Çarşamba, Ağustos 5

ÜCRETSİZ TEMEL FOTOĞRAF DERSLERİ 3

ETKİLEYİCİ FOTOĞRAFLAR ÇEKMEK ÜZERİNE BİRKAÇ KÜÇÜK NOT
Fotoğraf her yerde. Basında, reklamda, internette. Artık fotoğrafın olmadığı bir alan düşünmek mümkün değil.
Fotoğraf artık cep telefonları ile de çekilebiliyor. Bu durum fotoğraf çekmenin çok kolay olduğunu düşündürüyor.
Bu kısmen doğru.
Cep telefonunuzu havaya kaldırıp kendinizi ya da çevrenizi fotoğraflamanız kolaydır. Basit görünse de, vapurdan fırlatılan bir simit parçasını kapmaya çalışan bir martıyı tam da lokması ağzında fotoğraflamanın pek te kolay olmadığını biliriz.
Sosyal paylaşım sitelerine her gün binlerce fotoğraf yükleniyor. Yediklerimiz içtiklerimiz, hatta boş tabaklar, beraber olduğumuz arkadaşlar, gezip tozduğumuz yerler. Acaba kaç tanesini bir kaç gün sonra hatırlıyoruz?

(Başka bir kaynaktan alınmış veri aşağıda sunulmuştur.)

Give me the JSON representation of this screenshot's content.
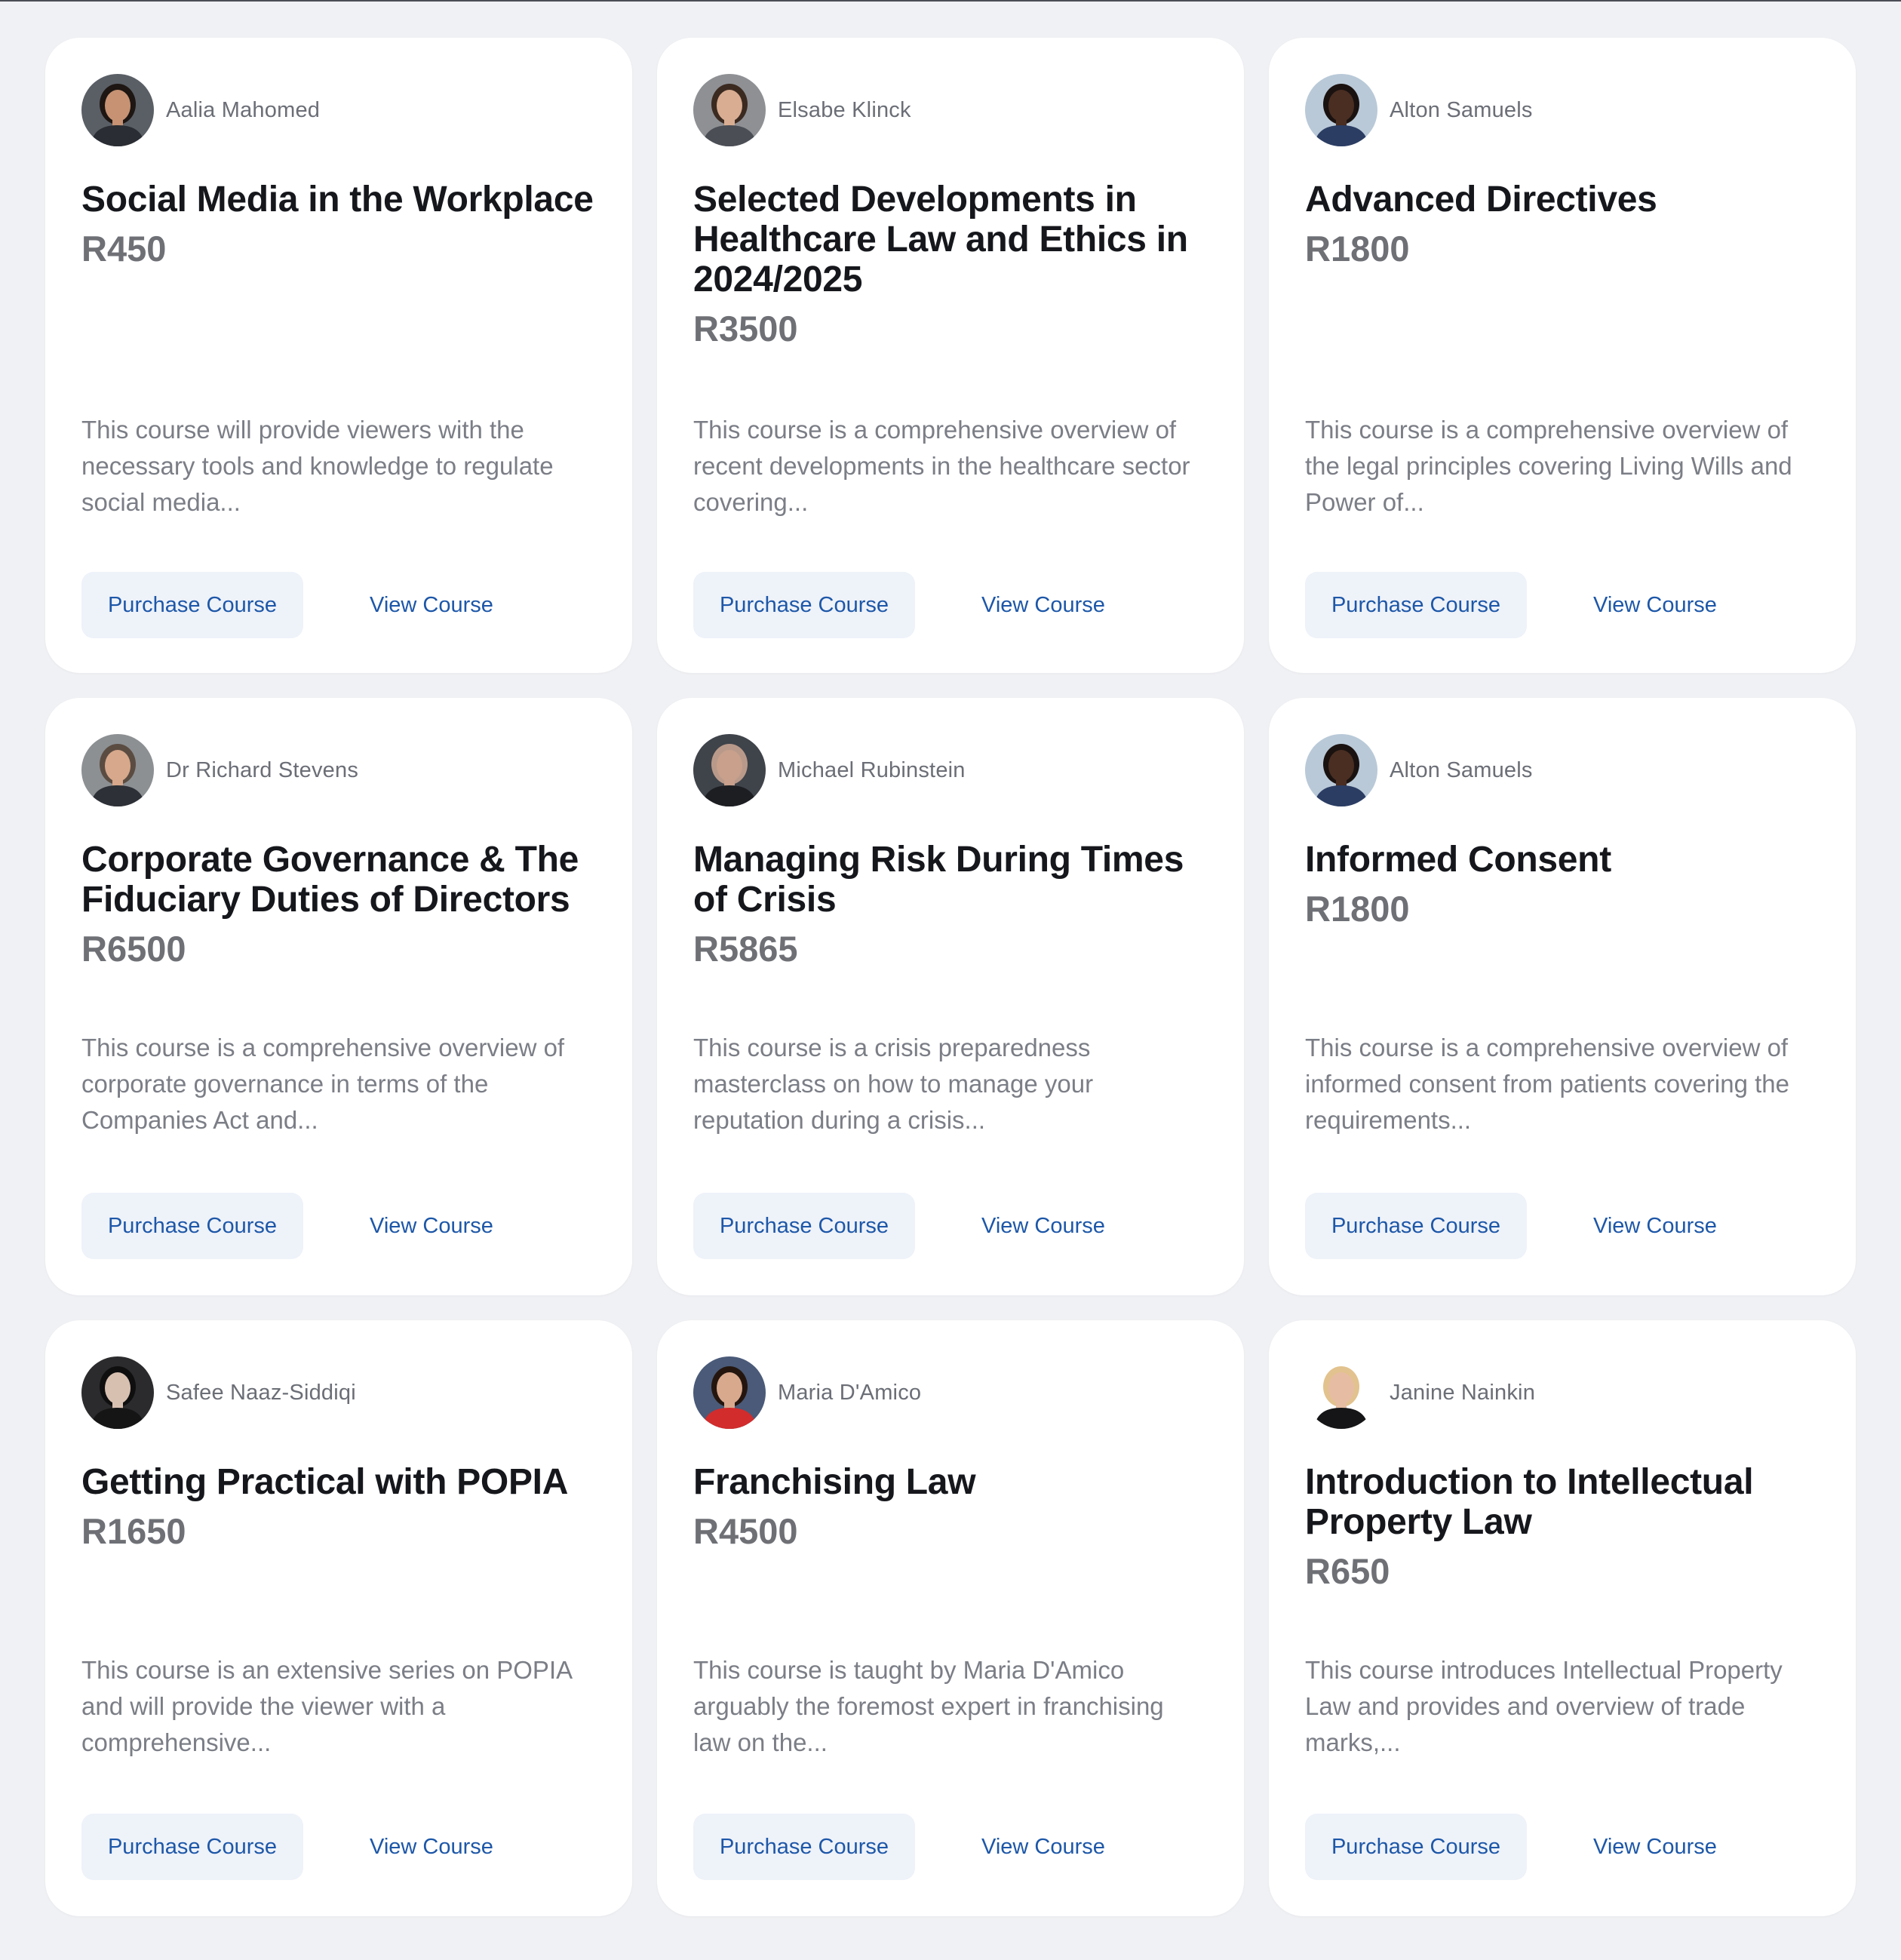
{
  "courses": [
    {
      "instructor": "Aalia Mahomed",
      "title": "Social Media in the Workplace",
      "price": "R450",
      "description": "This course will provide viewers with the necessary tools and knowledge to regulate social media...",
      "purchase_label": "Purchase Course",
      "view_label": "View Course",
      "avatar_icon": "person-portrait-icon",
      "avatar_colors": {
        "bg": "#5a5f66",
        "skin": "#c69273",
        "hair": "#1d1612",
        "clothes": "#2a2d33"
      }
    },
    {
      "instructor": "Elsabe Klinck",
      "title": "Selected Developments in Healthcare Law and Ethics in 2024/2025",
      "price": "R3500",
      "description": "This course is a comprehensive overview of recent developments in the healthcare sector covering...",
      "purchase_label": "Purchase Course",
      "view_label": "View Course",
      "avatar_icon": "person-portrait-icon",
      "avatar_colors": {
        "bg": "#8e9094",
        "skin": "#d9ad92",
        "hair": "#3b2a20",
        "clothes": "#4b4e55"
      }
    },
    {
      "instructor": "Alton Samuels",
      "title": "Advanced Directives",
      "price": "R1800",
      "description": "This course is a comprehensive overview of the legal principles covering Living Wills and Power of...",
      "purchase_label": "Purchase Course",
      "view_label": "View Course",
      "avatar_icon": "person-portrait-icon",
      "avatar_colors": {
        "bg": "#b9c9d8",
        "skin": "#4a2e22",
        "hair": "#1a1210",
        "clothes": "#2b3d63"
      }
    },
    {
      "instructor": "Dr Richard Stevens",
      "title": "Corporate Governance & The Fiduciary Duties of Directors",
      "price": "R6500",
      "description": "This course is a comprehensive overview of corporate governance in terms of the Companies Act and...",
      "purchase_label": "Purchase Course",
      "view_label": "View Course",
      "avatar_icon": "person-portrait-icon",
      "avatar_colors": {
        "bg": "#8c9093",
        "skin": "#d7a88b",
        "hair": "#5b4c42",
        "clothes": "#2d3036"
      }
    },
    {
      "instructor": "Michael Rubinstein",
      "title": "Managing Risk During Times of Crisis",
      "price": "R5865",
      "description": "This course is a crisis preparedness masterclass on how to manage your reputation during a crisis...",
      "purchase_label": "Purchase Course",
      "view_label": "View Course",
      "avatar_icon": "person-portrait-icon",
      "avatar_colors": {
        "bg": "#3f434a",
        "skin": "#c8a08c",
        "hair": "#b99a8a",
        "clothes": "#1c1e22"
      }
    },
    {
      "instructor": "Alton Samuels",
      "title": "Informed Consent",
      "price": "R1800",
      "description": "This course is a comprehensive overview of informed consent from patients covering the requirements...",
      "purchase_label": "Purchase Course",
      "view_label": "View Course",
      "avatar_icon": "person-portrait-icon",
      "avatar_colors": {
        "bg": "#b9c9d8",
        "skin": "#4a2e22",
        "hair": "#1a1210",
        "clothes": "#2b3d63"
      }
    },
    {
      "instructor": "Safee Naaz-Siddiqi",
      "title": "Getting Practical with POPIA",
      "price": "R1650",
      "description": "This course is an extensive series on POPIA and will provide the viewer with a comprehensive...",
      "purchase_label": "Purchase Course",
      "view_label": "View Course",
      "avatar_icon": "person-portrait-icon",
      "avatar_colors": {
        "bg": "#2b2b2d",
        "skin": "#d8c0b0",
        "hair": "#0f0f10",
        "clothes": "#151516"
      }
    },
    {
      "instructor": "Maria D'Amico",
      "title": "Franchising Law",
      "price": "R4500",
      "description": "This course is taught by Maria D'Amico arguably the foremost expert in franchising law on the...",
      "purchase_label": "Purchase Course",
      "view_label": "View Course",
      "avatar_icon": "person-portrait-icon",
      "avatar_colors": {
        "bg": "#4a5a78",
        "skin": "#d9a98d",
        "hair": "#24160f",
        "clothes": "#d22c2c"
      }
    },
    {
      "instructor": "Janine Nainkin",
      "title": "Introduction to Intellectual Property Law",
      "price": "R650",
      "description": "This course introduces Intellectual Property Law and provides and overview of trade marks,...",
      "purchase_label": "Purchase Course",
      "view_label": "View Course",
      "avatar_icon": "person-portrait-icon",
      "avatar_colors": {
        "bg": "#ffffff",
        "skin": "#e6bda3",
        "hair": "#e2c28e",
        "clothes": "#151517"
      }
    }
  ]
}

Fotoğrafını çektiklerinizin sizlerde uyandırdığı duyguları, fotoğraflarınızı izleyenlere de aktarabiliyorsanız, fotoğraflarınızla insanları etkileyebiliyorsanız, kısaca hatırlanacak fotoğraflar çekebiliyorsanız fotoğrafçı olduğunuzdan bahsedilebilir.
Fotoğraflarınız sizin onları izah etmenize gerek kalmadan kendi adlarına konuşabilmelidir. Gerisi lafı güzaftır...
Peki bu tür fotoğraflar çekmenin sırrı nedir?
Öğrenmesi çok kolay ama uygulaması çok zor olabilecek sırlardır bunlar.
İlk olarak gözümüzün ve fotoğraf makinemizin çalışma prensiplerini öğrenmemiz gerekir.
FOTOĞRAF MAKİNESİ VE GÖZÜMÜZ ARASINDAKİ FARKLAR
Hiç farkında olmasak da gözümüz seçici çalışır, görmek istediklerimizi görürüz. Yayalara yeşil yanan bir trafik lambasında azalan saniyeleri izleyerek karşıya geçmeye çalışırken yakın bir dostumuz kolumuza yapışıverir. Onu yanından geçerken görmediğimiz için sitem eder bize, ya da gözlerimiz güzel bir bayana kilitlenmişken yanında bize kötü kötü bakan erkek arkadaşını görmeyiz.
Gözümüz seçer.
Zaten gördüğü daha doğrusu net gördüğü belirli bir alan vardır, ama başımızı sağa sola çevirerek veya sadece göz küremizi oynatarak görüş alanımızı değiştirebiliriz. Bu sayede hemen hemen sınırsız bir görüş alanımız olduğu duygusuna kapılırız.
Bu işlemler esnasında farkında olmasak da beynimiz baş roldedir, görme işlemini de o yönetir.
Fotoğraf makinemize gelince; onun bizim ki gibi bir beyni yoktur; görüşünün bir sınırı vardır ve biz onun bakacından bakarken çoğu zaman bu çerçeveye dikkat etmeyiz.
Fotoğraf çekerken eğitilmemiş bir göz bu çerçeveyi algılayamaz, fotoğrafını çekmeyi istediği şeyi bakacın içinde görür görmez deklanşöre basıp görüntüyü kaydeder.
Fotoğrafları incelediğimizde biz çekim esnasında onun neler düşündüğünü veya neler gördüğünü bilmediğimiz için görüntüler hoşumuza gitmeyebilir. Fotoğrafları çekenin beyni, çektiği anı hatırlamasını sağlar ve görünmeyen eksikleri tamamlar. Onun için çektiği fotoğraf mükemmeldir ve beğenilmemesi sinirlenmesine veya üzülmesine sebep olur.
Gerçek bir fotoğrafçı ise fotoğrafı çekerken önünü arkasını sağını solunu görmüş ve deklanşöre uygun zamanda basmıştır. Onun fotoğrafına baktığımızda bize göstermek istediğini görürüz.
Aslında kolay gibi görünüyor, bir deneyin bakalım.
Bunu sağlamaya başladığınızda makinenizi tanımak, diyafram, enstantane gibi kavramlar ve kompozisyon kurallarını öğrenmek size çok daha kolay gelecek.